U.S. consumer prices showed the biggest annual increase in 40 years, data released late on Thursday showed.
The news fuelled speculation that the Fed will increase rates by 50 basis points in March, rather than 25. This hurt global stock markets as expectations of monetary policy tightening generally reduces investors’ appetite for risk-sensitive assets.
Wall Street stocks fell after the data and the weakness continued through the Asian session. The MSCI world equity index, which tracks shares in 50 countries, was down 0.4% on the day at 0850 GMT.
Europe’s STOXX 600 was down 1%, with tech stocks leading the sell-off.
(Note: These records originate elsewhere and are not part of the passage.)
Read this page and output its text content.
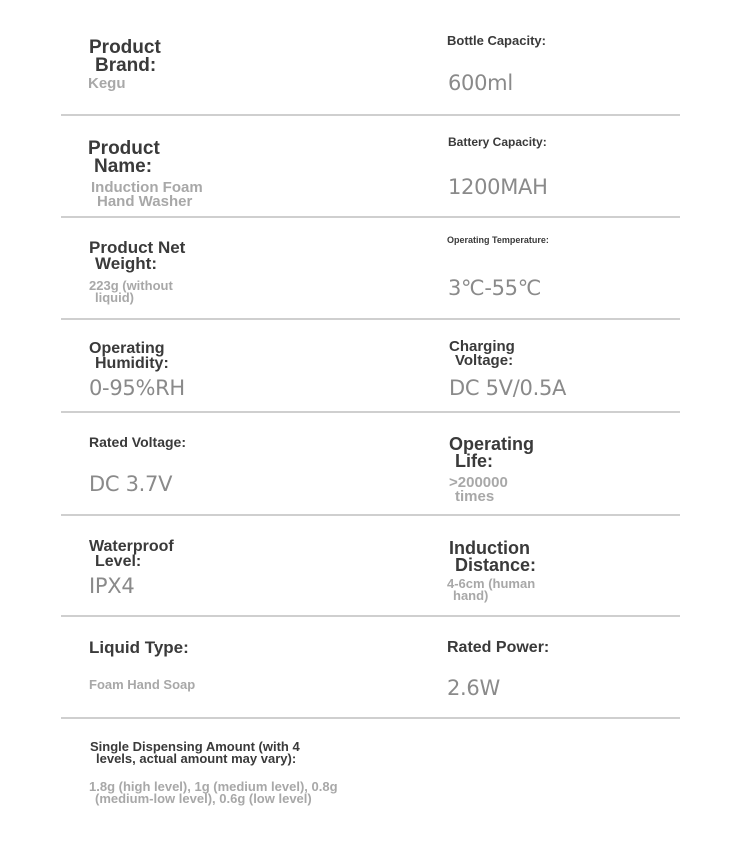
Product
Brand:
Kegu
Bottle Capacity:
600ml
Product
Name:
Induction Foam
Hand Washer
Battery Capacity:
1200MAH
Product Net
Weight:
223g (without
liquid)
Operating Temperature:
3℃-55℃
Operating
Humidity:
0-95%RH
Charging
Voltage:
DC 5V/0.5A
Rated Voltage:
DC 3.7V
Operating
Life:
>200000
times
Waterproof
Level:
IPX4
Induction
Distance:
4-6cm (human
hand)
Liquid Type:
Foam Hand Soap
Rated Power:
2.6W
Single Dispensing Amount (with 4
levels, actual amount may vary):
1.8g (high level), 1g (medium level), 0.8g
(medium-low level), 0.6g (low level)
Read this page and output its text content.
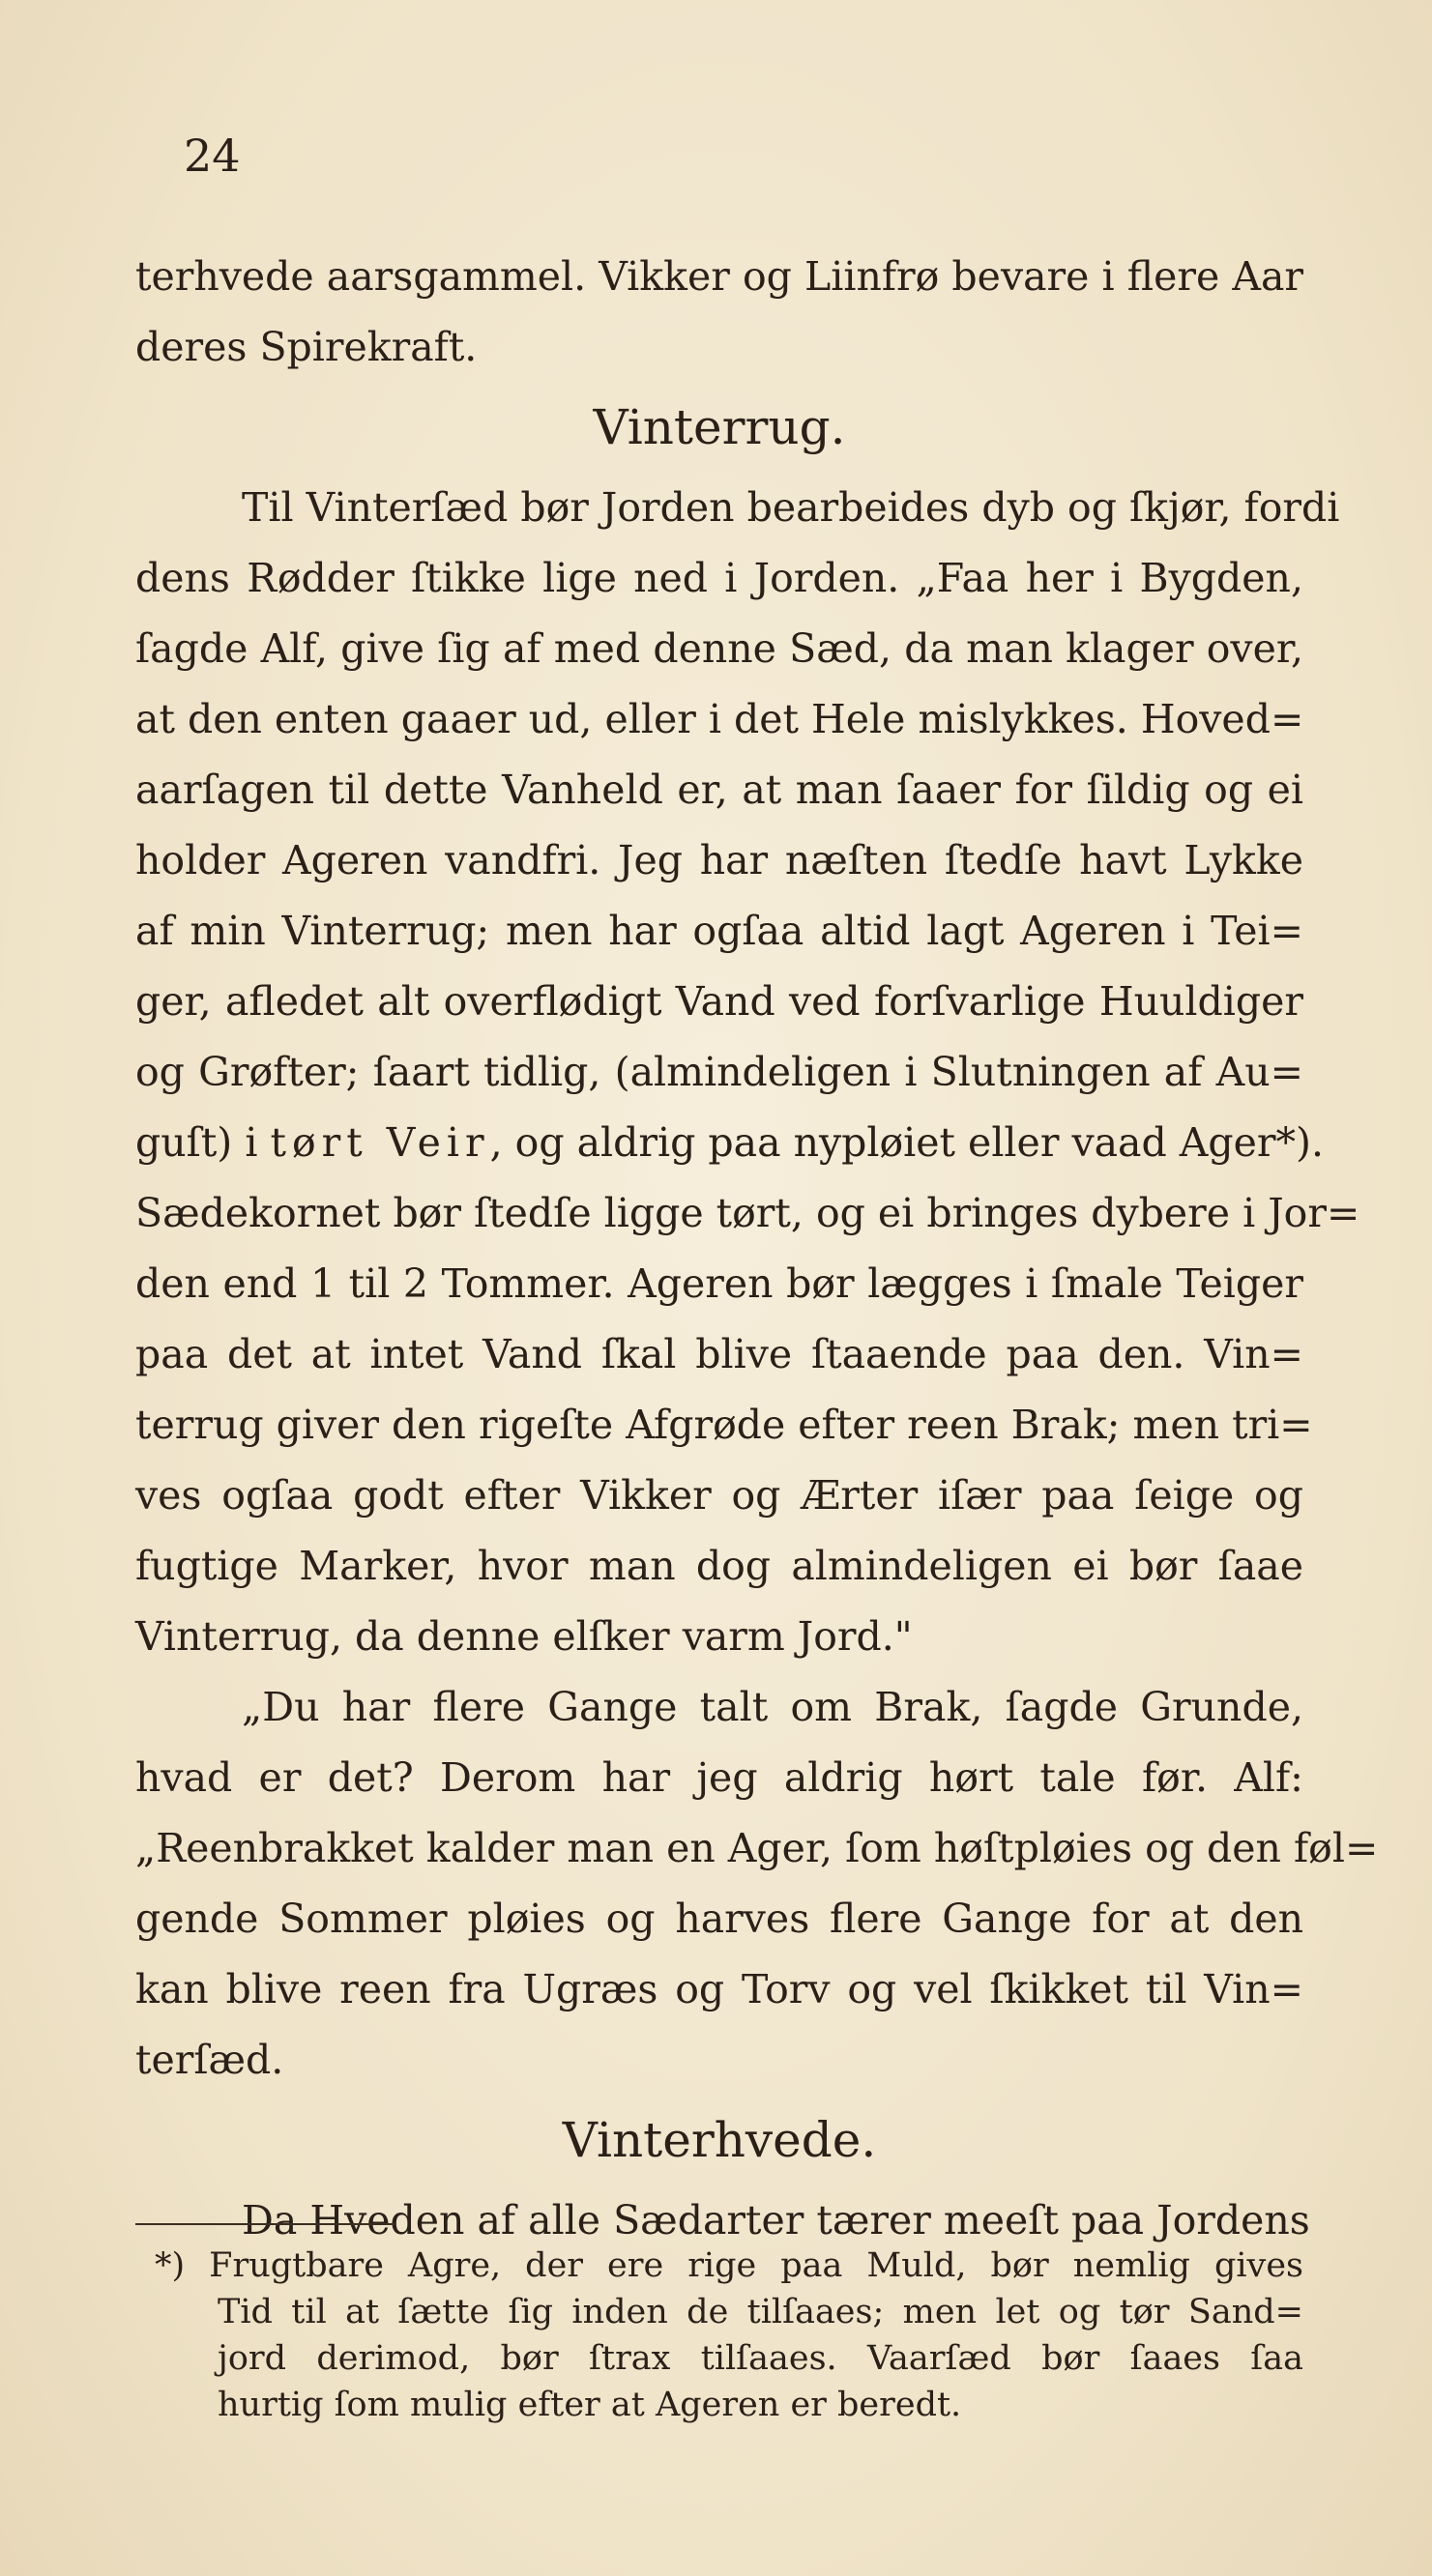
24
terhvede aarsgammel. Vikker og Liinfrø bevare i flere Aar
deres Spirekraft.
Vinterrug.
Til Vinterſæd bør Jorden bearbeides dyb og ſkjør, fordi
dens Rødder ſtikke lige ned i Jorden. „Faa her i Bygden,
ſagde Alf, give ſig af med denne Sæd, da man klager over,
at den enten gaaer ud, eller i det Hele mislykkes. Hoved=
aarſagen til dette Vanheld er, at man ſaaer for ſildig og ei
holder Ageren vandfri. Jeg har næſten ſtedſe havt Lykke
af min Vinterrug; men har ogſaa altid lagt Ageren i Tei=
ger, afledet alt overflødigt Vand ved forſvarlige Huuldiger
og Grøfter; ſaart tidlig, (almindeligen i Slutningen af Au=
guſt) i tørt Veir, og aldrig paa nypløiet eller vaad Ager*).
Sædekornet bør ſtedſe ligge tørt, og ei bringes dybere i Jor=
den end 1 til 2 Tommer. Ageren bør lægges i ſmale Teiger
paa det at intet Vand ſkal blive ſtaaende paa den. Vin=
terrug giver den rigeſte Afgrøde efter reen Brak; men tri=
ves ogſaa godt efter Vikker og Ærter iſær paa ſeige og
fugtige Marker, hvor man dog almindeligen ei bør ſaae
Vinterrug, da denne elſker varm Jord."
„Du har flere Gange talt om Brak, ſagde Grunde,
hvad er det? Derom har jeg aldrig hørt tale før. Alf:
„Reenbrakket kalder man en Ager, ſom høſtpløies og den føl=
gende Sommer pløies og harves flere Gange for at den
kan blive reen fra Ugræs og Torv og vel ſkikket til Vin=
terſæd.
Vinterhvede.
Da Hveden af alle Sædarter tærer meeſt paa Jordens
*) Frugtbare Agre, der ere rige paa Muld, bør nemlig gives
Tid til at ſætte ſig inden de tilſaaes; men let og tør Sand=
jord derimod, bør ſtrax tilſaaes. Vaarſæd bør ſaaes ſaa
hurtig ſom mulig efter at Ageren er beredt.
But it was still on track for its biggest weekly gain since late December.
“Real inflation is not under control,” said Matteo Cominetta, senior economist at Barings Investment Institute. “It’s a story of overheating, plain and simple.”
“You have all these cost-push factors on one side and then you’ve got booming demand hitting this constrained supply – it’s very hard to see how inflation could slow down anytime soon in the U.S.”
The U.S. 10-year Treasury yield hit 2% for the first time since August 2019 after the data and remained above this level during the Asian session.
At 0902 GMT, it slipped to 1.997%.
European government bond markets were more mixed, with the German 10-year yield down by 2 bps on the day, at 0.263%.
European Central Bank President Christine Lagarde said in an interview that raising rates now would only hurt the economy.
These comments were more dovish than the tone at the ECB meeting last week, when Lagarde surprised markets by opening the door to the first ECB rate hike in more than a decade to curb record-high inflation.
Barings’ Cominetta said that, while he expected the Fed to raise rates by 25 or 50 basis points at its next meeting, he does not expect the European Central Bank to raise rates until early 2023.
He added that he expects volatility in fixed income markets in Europe, as investors become more dependent on economic data.
The euro was down 0.3% against the dollar, at $1.1391, set for a 0.5% drop on the week overall.]
The U.S. dollar index was up around 0.1%.
The British pound was little changed against the dollar. UK GDP data showed that Britain’s economy shrank by less than feared in December.
Oil prices slipped as the inflation data fanned fears of aggressive rate hikes, and gold also edged lower.